Gunmen in southeastern Iran near the Pakistan border killed nine foreign nationals Saturday, more than a week after the neighbors exchanged deadly cross-border fire, Iranian news agency Mehr reported.

“According to witnesses, unknown armed men killed nine non-Iranians this morning in a house in the Sirkan neighborhood of Saravan city” in Sistan-Baluchistan province, reported the agency, adding that so far, no group or individuals had claimed responsibility.

The deadly attack follows rare military action in the porous border region of Baluchistan, split between the two nations, that had stoked regional tensions already inflamed by the Israel-Hamas war.

Sistan-Baluchistan is one of the few mainly Sunni Muslim provinces in Shiite-dominated Iran.

It has seen persistent unrest involving cross-border drug-smuggling gangs and rebels from the Baluchi ethnic minority, as well as jihadists.

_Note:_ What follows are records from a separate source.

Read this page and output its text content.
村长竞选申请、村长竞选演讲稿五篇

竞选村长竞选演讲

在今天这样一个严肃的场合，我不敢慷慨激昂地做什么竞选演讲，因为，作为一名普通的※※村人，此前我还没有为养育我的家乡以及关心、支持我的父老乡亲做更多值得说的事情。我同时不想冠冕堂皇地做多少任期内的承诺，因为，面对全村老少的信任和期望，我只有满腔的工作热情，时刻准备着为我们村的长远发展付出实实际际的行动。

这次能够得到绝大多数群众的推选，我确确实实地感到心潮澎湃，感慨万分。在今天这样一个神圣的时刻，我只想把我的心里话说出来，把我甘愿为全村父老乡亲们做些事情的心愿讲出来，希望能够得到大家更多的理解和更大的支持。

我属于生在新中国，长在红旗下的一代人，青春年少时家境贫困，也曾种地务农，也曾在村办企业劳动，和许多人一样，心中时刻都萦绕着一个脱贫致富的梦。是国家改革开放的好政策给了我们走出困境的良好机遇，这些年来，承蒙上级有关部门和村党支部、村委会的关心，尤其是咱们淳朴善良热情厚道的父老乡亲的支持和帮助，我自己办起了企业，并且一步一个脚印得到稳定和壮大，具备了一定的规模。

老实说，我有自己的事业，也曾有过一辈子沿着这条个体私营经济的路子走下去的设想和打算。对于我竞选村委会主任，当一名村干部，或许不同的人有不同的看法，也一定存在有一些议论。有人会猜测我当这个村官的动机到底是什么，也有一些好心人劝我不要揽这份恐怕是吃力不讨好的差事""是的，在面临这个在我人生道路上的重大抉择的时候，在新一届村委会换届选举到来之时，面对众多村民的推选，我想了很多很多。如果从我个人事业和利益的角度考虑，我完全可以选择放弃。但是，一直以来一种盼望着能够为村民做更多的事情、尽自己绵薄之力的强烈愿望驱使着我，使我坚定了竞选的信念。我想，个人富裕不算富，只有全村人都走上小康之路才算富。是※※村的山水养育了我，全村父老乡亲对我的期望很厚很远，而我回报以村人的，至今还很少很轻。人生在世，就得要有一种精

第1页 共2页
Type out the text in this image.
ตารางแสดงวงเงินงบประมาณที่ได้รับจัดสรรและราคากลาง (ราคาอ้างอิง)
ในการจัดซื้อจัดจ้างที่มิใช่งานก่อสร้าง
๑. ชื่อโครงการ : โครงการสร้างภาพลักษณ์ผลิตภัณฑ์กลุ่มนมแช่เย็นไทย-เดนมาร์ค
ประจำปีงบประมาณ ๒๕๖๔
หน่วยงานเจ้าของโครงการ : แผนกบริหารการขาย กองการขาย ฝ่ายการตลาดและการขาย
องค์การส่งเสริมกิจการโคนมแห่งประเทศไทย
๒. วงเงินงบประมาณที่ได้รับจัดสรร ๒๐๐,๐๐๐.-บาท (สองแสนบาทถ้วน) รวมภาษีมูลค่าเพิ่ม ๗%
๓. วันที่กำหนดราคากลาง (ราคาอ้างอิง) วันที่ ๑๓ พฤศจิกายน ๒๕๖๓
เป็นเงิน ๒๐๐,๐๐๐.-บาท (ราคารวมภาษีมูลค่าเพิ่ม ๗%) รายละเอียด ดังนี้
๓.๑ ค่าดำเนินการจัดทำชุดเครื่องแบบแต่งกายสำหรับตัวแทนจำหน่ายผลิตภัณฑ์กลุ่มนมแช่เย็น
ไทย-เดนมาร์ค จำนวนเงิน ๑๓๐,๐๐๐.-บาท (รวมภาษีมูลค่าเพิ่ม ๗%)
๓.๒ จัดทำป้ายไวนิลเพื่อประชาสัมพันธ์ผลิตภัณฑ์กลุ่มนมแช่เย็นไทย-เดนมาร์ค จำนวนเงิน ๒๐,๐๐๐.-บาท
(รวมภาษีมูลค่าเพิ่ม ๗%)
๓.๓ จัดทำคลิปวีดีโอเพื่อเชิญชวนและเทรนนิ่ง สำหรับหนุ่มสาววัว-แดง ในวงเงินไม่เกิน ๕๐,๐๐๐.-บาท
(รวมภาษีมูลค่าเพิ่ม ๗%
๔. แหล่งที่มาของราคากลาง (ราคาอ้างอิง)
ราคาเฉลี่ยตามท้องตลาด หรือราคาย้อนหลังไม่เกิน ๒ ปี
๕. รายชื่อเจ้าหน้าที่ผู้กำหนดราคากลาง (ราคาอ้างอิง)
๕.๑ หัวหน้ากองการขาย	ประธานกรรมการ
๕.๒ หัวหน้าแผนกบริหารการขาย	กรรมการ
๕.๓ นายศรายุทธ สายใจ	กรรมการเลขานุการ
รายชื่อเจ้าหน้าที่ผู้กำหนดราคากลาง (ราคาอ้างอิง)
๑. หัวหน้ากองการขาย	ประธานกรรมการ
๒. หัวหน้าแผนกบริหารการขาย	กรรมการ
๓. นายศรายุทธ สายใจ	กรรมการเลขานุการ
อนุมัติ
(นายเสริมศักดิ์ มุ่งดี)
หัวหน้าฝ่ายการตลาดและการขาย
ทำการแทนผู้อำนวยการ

On January 18, Pakistan launched air strikes on “militant targets” in Iran, two days after Iran had launched strikes on its territory.

Tehran said it had targeted Jaish al-Adl, a jihadist group which has carried out a spate of deadly attacks in Iran in recent months.

Formed in 2012, the group is blacklisted by Iran as a “terrorist” organization.

The Iranian strikes, which Pakistan said killed at least two children, drew a sharp rebuke from Islamabad, which recalled its ambassador from Tehran and blocked Iran’s envoy from returning to Islamabad.

Tehran also summoned Islamabad’s Charge d’Affaires over Pakistan’s strikes, which left at least nine people dead.
The two countries, however, announced last Monday that they had decided to de-escalate and resume diplomatic missions with the two ambassadors returning to their posts.